Pacific Gas & Electric declared bankruptcy nearly a year ago as it faced about $36 billion in claims from people who lost family members, homes and businesses in devastating wildfires in 2017 and 2018. The utility acknowledged its power lines ignited some of the fires.
Those claims were settled as part of the $13.5 billion deal that PG&E reached last month with lawyers representing uninsured and underinsured victims.
Meanwhile, insurers had been threatening to try to recover roughly $20 billion in policyholder claims that they believe they will end up paying for losses from those fires. PG&E settled with the insurers for $11 billion.
PG&E must keep working on its broader bankruptcy exit plan to meet the approval of state regulators and a bankruptcy judge by June, as planned.
In the meantime, the $13.5 billion settlement leaves open just how much would be used to compensate victims, their lawyers and federal and state agencies for the money they spent on rescue and recovery operations.
California state agencies said they’re owed about $3.3 billion, and federal agencies including FEMA filed claims totaling $4.3 billion. The claims are not related to the $1 billion PG&E agreed in June to pay to 14 local governments to cover damages from wildfires caused by its equipment.
The US attorneys and the California attorney general’s office raised concerns in separate court filings last month about “potential unequal treatment of claims” and asked US Bankruptcy Judge Dennis Montali to clarify how the money will be divided. They also urged him to ensure that settlement amounts are governed by neutral and experienced trustees.

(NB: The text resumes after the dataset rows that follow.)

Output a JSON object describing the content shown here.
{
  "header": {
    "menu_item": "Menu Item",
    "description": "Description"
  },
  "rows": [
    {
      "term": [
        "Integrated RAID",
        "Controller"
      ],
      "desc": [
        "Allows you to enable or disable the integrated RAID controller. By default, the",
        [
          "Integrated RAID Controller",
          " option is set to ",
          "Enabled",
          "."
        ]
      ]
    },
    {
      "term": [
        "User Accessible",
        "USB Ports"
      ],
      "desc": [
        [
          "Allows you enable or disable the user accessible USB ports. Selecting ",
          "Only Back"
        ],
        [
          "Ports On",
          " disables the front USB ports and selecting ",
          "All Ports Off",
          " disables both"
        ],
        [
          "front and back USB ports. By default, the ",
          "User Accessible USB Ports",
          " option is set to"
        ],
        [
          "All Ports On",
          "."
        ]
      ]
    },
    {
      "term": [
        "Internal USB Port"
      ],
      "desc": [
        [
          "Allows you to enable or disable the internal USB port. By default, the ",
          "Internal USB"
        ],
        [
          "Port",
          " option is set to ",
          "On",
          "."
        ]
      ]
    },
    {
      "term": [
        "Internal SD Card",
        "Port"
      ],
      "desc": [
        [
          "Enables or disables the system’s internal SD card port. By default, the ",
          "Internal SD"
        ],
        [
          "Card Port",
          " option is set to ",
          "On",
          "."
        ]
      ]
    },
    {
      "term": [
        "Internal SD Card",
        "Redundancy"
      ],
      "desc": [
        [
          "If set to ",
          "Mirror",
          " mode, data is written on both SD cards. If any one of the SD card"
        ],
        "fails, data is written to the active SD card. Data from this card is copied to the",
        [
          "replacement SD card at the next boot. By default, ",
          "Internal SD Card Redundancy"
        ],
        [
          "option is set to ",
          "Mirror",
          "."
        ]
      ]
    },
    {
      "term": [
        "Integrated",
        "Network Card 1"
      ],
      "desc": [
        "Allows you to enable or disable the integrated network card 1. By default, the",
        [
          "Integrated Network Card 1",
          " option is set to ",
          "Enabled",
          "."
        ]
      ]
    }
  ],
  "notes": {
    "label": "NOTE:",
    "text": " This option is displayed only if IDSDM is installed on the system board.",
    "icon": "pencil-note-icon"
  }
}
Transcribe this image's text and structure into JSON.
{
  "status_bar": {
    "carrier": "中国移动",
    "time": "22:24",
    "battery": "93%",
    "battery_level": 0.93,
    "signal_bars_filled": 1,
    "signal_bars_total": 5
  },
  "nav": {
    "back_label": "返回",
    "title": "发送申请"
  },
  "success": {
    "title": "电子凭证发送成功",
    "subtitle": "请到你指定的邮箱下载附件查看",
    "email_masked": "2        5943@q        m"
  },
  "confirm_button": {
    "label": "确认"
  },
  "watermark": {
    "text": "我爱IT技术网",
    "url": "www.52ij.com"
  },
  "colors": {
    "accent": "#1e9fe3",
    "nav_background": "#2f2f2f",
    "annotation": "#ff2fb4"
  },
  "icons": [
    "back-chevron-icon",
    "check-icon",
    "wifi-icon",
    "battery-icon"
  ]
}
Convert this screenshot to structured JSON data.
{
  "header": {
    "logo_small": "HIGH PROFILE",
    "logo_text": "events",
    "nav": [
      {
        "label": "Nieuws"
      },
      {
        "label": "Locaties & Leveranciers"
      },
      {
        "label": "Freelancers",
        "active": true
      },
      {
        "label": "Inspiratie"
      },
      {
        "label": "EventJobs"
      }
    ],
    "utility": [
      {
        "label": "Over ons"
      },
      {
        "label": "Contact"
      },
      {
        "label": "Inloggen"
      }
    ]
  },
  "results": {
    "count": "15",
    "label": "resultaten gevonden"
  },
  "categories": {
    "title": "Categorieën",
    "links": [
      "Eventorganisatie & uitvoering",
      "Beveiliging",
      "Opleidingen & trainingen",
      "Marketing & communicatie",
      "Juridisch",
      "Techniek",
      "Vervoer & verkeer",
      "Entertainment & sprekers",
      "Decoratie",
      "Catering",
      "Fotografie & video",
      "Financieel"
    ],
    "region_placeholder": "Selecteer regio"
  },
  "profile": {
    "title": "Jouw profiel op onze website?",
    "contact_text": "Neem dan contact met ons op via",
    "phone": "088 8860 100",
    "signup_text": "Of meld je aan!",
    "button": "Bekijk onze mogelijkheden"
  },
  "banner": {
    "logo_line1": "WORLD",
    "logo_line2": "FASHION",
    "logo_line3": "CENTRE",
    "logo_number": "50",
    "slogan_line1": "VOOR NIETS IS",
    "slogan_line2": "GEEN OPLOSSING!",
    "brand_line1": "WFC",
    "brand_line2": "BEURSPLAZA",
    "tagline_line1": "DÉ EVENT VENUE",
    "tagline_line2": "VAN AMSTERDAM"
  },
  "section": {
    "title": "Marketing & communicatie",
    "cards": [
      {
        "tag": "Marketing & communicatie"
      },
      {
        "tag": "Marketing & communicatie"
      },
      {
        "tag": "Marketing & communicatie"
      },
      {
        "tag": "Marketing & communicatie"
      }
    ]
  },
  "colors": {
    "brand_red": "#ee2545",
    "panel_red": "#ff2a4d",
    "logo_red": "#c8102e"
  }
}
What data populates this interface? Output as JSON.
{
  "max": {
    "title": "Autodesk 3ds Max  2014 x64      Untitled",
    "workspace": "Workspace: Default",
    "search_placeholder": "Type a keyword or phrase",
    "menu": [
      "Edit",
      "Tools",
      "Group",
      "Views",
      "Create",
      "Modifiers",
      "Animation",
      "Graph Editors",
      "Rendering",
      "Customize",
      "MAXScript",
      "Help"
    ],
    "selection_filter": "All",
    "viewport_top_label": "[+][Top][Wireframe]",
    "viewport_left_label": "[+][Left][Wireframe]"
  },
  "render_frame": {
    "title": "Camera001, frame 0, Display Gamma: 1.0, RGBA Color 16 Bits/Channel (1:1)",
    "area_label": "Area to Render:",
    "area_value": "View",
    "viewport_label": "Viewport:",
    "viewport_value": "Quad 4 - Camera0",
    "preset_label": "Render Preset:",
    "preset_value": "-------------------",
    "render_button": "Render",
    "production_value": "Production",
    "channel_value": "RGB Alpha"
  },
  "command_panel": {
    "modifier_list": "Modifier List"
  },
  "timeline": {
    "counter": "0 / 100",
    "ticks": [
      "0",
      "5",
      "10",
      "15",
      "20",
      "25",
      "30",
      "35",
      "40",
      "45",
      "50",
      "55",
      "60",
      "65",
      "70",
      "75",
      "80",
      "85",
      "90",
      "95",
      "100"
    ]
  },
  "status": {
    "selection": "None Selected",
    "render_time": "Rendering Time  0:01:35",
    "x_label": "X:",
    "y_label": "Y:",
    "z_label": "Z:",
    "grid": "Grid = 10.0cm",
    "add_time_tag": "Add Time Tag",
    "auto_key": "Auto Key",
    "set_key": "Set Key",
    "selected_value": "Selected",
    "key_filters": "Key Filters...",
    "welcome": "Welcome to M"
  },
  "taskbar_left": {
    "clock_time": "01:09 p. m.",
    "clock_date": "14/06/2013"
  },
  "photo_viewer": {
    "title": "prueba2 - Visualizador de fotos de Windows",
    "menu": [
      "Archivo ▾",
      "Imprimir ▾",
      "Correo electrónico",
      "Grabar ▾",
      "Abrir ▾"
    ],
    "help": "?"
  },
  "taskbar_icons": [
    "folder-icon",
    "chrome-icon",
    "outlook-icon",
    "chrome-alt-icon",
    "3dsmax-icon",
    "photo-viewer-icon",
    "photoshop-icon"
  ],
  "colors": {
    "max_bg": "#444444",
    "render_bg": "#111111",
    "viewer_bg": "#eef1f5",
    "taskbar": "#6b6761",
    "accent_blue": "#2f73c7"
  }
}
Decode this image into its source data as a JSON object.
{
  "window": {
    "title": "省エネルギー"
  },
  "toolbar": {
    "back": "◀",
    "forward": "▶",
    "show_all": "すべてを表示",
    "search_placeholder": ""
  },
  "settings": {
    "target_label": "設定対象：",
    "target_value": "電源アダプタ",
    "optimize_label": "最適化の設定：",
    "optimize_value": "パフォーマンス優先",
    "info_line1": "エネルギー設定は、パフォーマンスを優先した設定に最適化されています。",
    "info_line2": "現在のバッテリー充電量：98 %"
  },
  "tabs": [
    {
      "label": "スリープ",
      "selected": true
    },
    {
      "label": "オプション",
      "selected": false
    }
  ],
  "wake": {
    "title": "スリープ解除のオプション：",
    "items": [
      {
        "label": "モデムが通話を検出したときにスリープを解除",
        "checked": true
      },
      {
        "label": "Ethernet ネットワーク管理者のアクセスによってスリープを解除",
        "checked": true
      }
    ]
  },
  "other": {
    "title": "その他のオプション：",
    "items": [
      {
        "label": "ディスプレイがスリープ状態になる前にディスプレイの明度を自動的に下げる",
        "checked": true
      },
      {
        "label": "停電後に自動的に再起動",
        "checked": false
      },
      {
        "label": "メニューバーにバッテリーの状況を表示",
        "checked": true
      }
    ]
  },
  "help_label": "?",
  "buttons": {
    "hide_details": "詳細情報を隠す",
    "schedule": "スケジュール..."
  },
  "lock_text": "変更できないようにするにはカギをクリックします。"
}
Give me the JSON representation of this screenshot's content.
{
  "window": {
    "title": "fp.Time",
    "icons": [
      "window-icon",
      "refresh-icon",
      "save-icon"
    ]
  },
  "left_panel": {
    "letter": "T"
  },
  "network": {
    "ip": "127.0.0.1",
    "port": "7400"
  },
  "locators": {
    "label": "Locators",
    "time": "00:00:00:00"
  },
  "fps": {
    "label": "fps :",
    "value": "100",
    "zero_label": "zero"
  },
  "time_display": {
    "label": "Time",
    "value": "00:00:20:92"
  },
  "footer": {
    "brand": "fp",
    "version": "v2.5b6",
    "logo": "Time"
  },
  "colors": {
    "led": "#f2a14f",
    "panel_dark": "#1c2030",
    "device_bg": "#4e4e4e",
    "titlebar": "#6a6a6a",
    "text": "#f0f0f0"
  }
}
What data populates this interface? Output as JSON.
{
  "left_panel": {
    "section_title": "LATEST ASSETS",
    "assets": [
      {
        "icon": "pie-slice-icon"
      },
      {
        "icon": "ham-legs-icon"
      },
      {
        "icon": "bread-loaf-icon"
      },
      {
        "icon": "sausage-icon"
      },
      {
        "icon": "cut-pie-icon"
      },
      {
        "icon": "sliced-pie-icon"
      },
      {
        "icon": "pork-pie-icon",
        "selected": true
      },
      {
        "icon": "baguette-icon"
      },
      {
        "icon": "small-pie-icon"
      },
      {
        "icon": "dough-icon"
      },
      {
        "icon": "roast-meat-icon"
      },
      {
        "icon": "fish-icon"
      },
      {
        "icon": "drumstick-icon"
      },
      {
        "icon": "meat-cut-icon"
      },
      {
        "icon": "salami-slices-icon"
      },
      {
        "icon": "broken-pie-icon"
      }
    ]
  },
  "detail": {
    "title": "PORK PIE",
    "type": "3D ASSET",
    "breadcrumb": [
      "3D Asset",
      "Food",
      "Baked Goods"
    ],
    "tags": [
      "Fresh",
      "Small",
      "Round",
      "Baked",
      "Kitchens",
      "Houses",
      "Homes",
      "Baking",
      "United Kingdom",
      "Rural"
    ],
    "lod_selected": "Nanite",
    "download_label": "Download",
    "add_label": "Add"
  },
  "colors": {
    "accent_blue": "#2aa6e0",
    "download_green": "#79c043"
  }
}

Lawyers for the fire victims, meanwhile, have asked the judge to reduce the government agencies’ claims and argued in one court filing that the California governor’s office of emergency services can’t recover the costs of carrying out public services such as response to fires.
Many victims dissatisfied with the settlement say giving money to the government agencies leaves little left to people who are still struggling to rebuild their lives.
“There’s not enough money in there for everybody and yet there are too many hands in the pot,” said Sasha Poe, who lost her house in 2018 when a fire killed 85 people and nearly wiped out the city of Paradise.
Some victims said they’re upset that the settlement provides cash and PG&E stock to a trust, stretching out payments over a few years, while insurers will receive their settlement in cash.
“To me, they’re taking care of shareholders first and they want us to wait for payments,” said Lisa Williams, who also lost her house in Paradise. She says a Facebook group she started for wildfire survivors concerned about the settlement has reached 800 members.
“Nobody expects to be made whole by this settlement ... but they ought to give the victims cash because they need it more immediately,” she said. “People are still hurting. I know a woman whose house burned down ... she’s living in a trailer with an autistic child and the generator and plumbing went out. She has no heat and water and she’s freezing.”
Attorneys for the victims said they hope to work out several key issues, including how the trust for the fire victims will be managed and the process for submitting claims, by the end of January.